With so many pages at his disposal, Kotkin can cover the entirety of Stalin’s private and public world, including his powerful influence on art, literature, music and cinema—some of the most interesting sections in this volume are on these subjects. Rather than attempt a comprehensive distillation of the book, which for most of its length is familiarly and compellingly dark, it’s more interesting to focus on surprising and out-of-the-way revelations, and to consider some questions Kotkin leaves up in the air, particularly in relation the Great Terror of 1937-38.
This mammoth work in many ways complicates our view of Stalin, which is good, because human nature is complex, and he was not demonic. Nothing diminishes the murderous nature of his regime, with which we’re adequately familiar. Stalin admired everything about Ivan the Terrible (in many ways his preferred historical model), vastly outdoing him in terror and death-dealing. Whether a Trotsky, a post-dated Lenin, a Bukharin or a Voroshilov could have held the country together through the Great Patriotic War, overseeing the creation of armies and marshals to crush the myriad divisions of Grossdeutschland and its capital into dust … Conceivably not.

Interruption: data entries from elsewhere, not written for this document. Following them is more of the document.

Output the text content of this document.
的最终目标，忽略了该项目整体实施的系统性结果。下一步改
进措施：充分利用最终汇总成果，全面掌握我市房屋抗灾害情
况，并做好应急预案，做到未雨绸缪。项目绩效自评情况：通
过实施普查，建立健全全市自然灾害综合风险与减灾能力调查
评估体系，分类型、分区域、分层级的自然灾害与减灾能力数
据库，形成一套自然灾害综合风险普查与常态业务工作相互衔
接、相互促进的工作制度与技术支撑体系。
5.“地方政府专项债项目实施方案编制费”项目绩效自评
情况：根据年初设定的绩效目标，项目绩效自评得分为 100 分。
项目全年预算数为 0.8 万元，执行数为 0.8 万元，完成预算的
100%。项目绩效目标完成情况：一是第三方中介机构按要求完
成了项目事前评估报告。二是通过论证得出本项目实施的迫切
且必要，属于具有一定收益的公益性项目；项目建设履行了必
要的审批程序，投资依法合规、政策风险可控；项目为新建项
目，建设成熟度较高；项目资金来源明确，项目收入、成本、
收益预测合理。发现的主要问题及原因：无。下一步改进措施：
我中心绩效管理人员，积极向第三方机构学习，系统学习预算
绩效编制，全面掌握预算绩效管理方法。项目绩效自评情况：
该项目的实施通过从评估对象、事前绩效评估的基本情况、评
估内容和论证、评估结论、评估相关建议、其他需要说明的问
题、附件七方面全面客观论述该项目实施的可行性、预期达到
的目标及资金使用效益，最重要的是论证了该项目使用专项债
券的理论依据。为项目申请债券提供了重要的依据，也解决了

In 1932 Stalin adopted “socialist realism” as the plastic-arts and literary aesthetic of the USSR, an ideological widening, and Kotkin reveals the process. As a prelude, Stalin disbanded the Russian Association of Proletarian Writers. This was around the time Maxim Gorky returned permanently from his preferred residence in Fascist Italy. The self-styled “proletarians” were mutually hostile zealots fixated on “the correct line”, excoriating one another for the slightest imagined deviation, and mostly under-achievers (Demyan Bedny was typical). In contrast, many non-party writers, like Mikhail Bulgakov, were publishing brilliant work. So Stalin set up a new Union of Soviet Writers, open to non-party as well as party members, and the other arts were supposed to be organised similarly. Stalin wanted Gorky, denounced by the “proletarians” as “a man without class consciousness”, to head the new union.